Its English name comes from its resemblance to a pine cone. The French word for it, ananas, comes from the original Brazilian Indian name, which means something like "excellent fruit." It is indeed an excellent fruit, especially when eaten fresh. The best fresh pineapples are flown in from Hawaii, but those are not typical. Most of what we find in stores now come from Mexico, picked underripe, making them hard and less sweet. As they hang around they get softer but not much sweeter. The way to tell if a pineapple is ripe is to smell it. If it smells good, it's ready.
You peel a pineapple by cutting off the bottom and top, and then cutting down the sides with a very sharp knife in strips about an inch or two wide. You can cut out the center if you like, but although it's fibrous it's quite edible. A unique property of pineapple is that it contains an enzyme called bromelain, which is an extremely effective meat tenderizer. This is well known to cheap steakhouses, which have been using it as a marinade on their tough beef for years. But it tastes good, too.
Thousands of recipes for pineapple exist, not all of them for sweet dishes. Among currently popular pineapple dishes, the hardest to figure is pineapple pizza. Some people love them. Hmm.
yakitori, n.--Skewered chicken cubes, marinated and seasoned, then cooked on a hot grill. Japanese chicken kebabs, in other words. Its the most popular form of yakimono, a word which takes in most marinated, grilled meats. The term isn't as common as it once was, because the dish involved is usually called teriyaki chicken, for the style of sauce most commonly served with it. All teriyaki chicken is yakitori; not all yakitori is teriyaki chicken.
Food In World Politics
Former Secretary of State and Nixon associate Henry Kissinger was born today in 1923. In addition to being one of the most influential people in the world in the 1970s, he was a man about town, always at the best parties and in the best restaurants, accompanied by the most important people, with whom he socialized as much as dealt with. Chinese leader Deng Xiaoping once took him out for Mongolian hot pot in a restaurant. "It is not often done by Chinese leaders to invite guests to a restaurant," said Kissinger, implying that Deng took him as a friend.
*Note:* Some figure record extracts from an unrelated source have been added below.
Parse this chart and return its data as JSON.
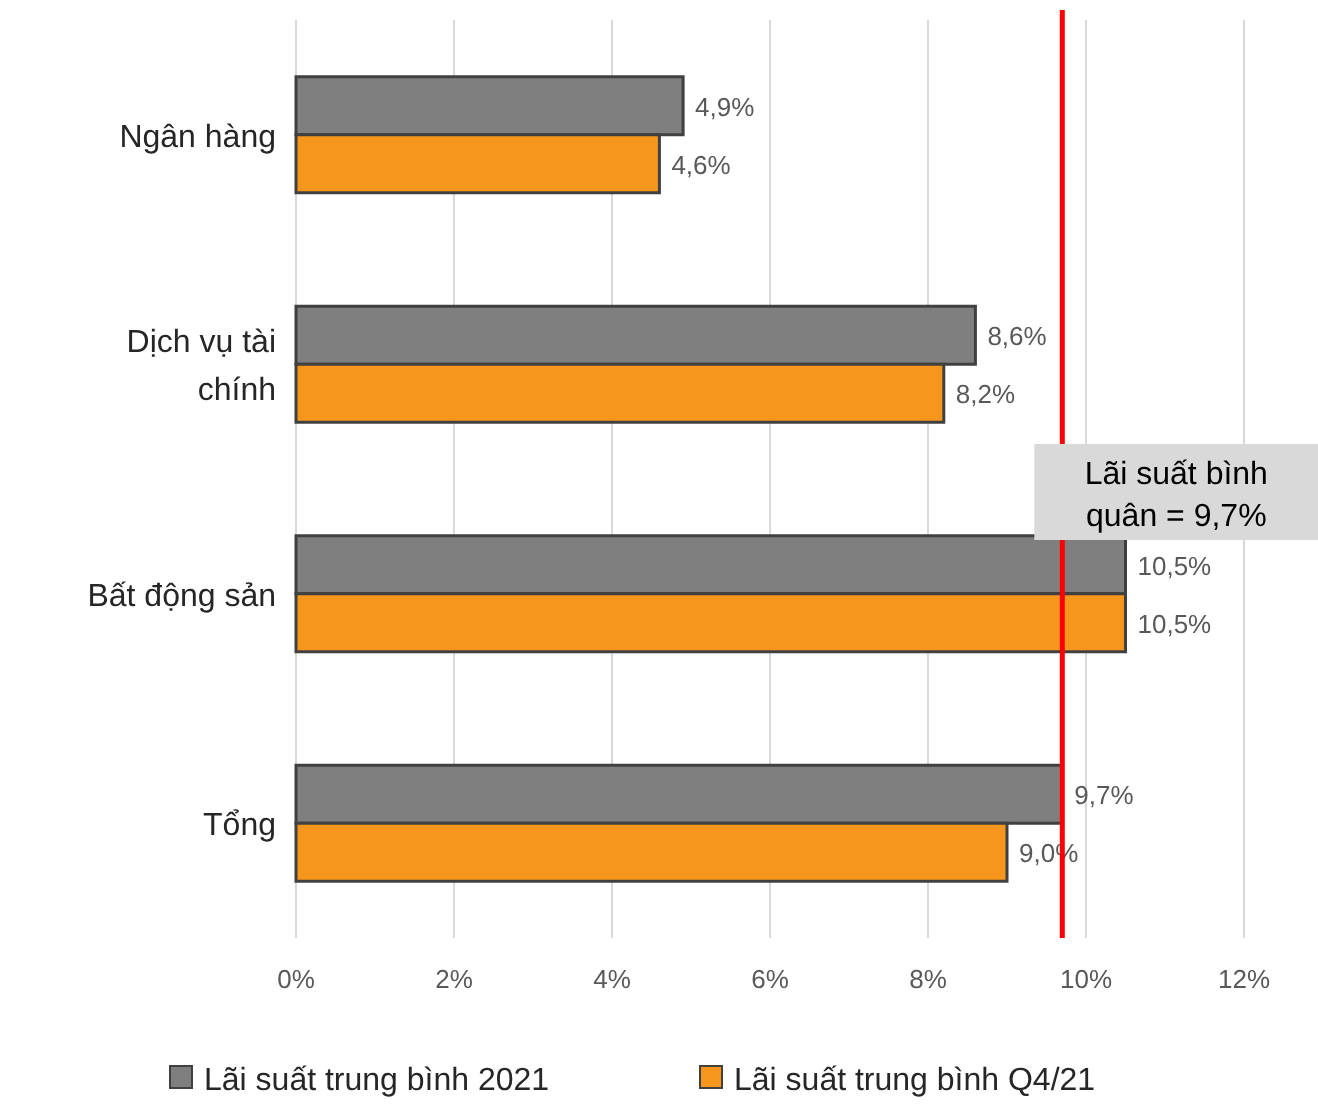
{
  "chart_data": {
    "type": "bar",
    "orientation": "horizontal",
    "categories": [
      "Ngân hàng",
      "Dịch vụ tài chính",
      "Bất động sản",
      "Tổng"
    ],
    "series": [
      {
        "name": "Lãi suất trung bình 2021",
        "color": "#7f7f7f",
        "values": [
          4.9,
          8.6,
          10.5,
          9.7
        ],
        "value_labels": [
          "4,9%",
          "8,6%",
          "10,5%",
          "9,7%"
        ]
      },
      {
        "name": "Lãi suất trung bình Q4/21",
        "color": "#f7961d",
        "values": [
          4.6,
          8.2,
          10.5,
          9.0
        ],
        "value_labels": [
          "4,6%",
          "8,2%",
          "10,5%",
          "9,0%"
        ]
      }
    ],
    "xlim": [
      0,
      12
    ],
    "xticks": [
      {
        "value": 0,
        "label": "0%"
      },
      {
        "value": 2,
        "label": "2%"
      },
      {
        "value": 4,
        "label": "4%"
      },
      {
        "value": 6,
        "label": "6%"
      },
      {
        "value": 8,
        "label": "8%"
      },
      {
        "value": 10,
        "label": "10%"
      },
      {
        "value": 12,
        "label": "12%"
      }
    ],
    "grid": "x",
    "legend": "bottom",
    "ref_lines": [
      {
        "axis": "x",
        "value": 9.7,
        "label": "Lãi suất bình quân = 9,7%",
        "color": "#ff0000"
      }
    ]
  }
}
Walt Disney's cartoon Three Little Pigs was released on this date in 1933.
Food And Drink Namesakes
Tony "The Big Tuna" Accardo, a mobster whose career as an enforcer for the mob dated back to Al Capone, died at 86 on this date in 1992. . . Canadian classical composer Claude Champagne hit some Cs today in 1891, as he was being born. He was a teacher of many other composers. . . Former Pennsylvania Congressman Edward M. Beers was tapped today in 1877.
Words To Eat By
"Red onions are especially divine. I hold a slice up to the sunlight pouring in through the kitchen window, and it glows like a fine piece of antique glass. Cool watery-white with layers delicately edged with imperial purple. Strong, humble, peaceful, with that fiery nub of spring green in the center"--Mary Hayes Grieco, inspirational writer."
Words To Drink By
A cause may be inconvenient, but it's magnificent. It's like champagne or high heels, and one must be prepared to suffer for it."--Arnold Bennett, English writer, born today in 1867 and died today in 1931. He also is quoted as saying something a lot like what someone I know said after Hurricane Katrina:
"Always behave as if nothing had happened, no matter what has happened."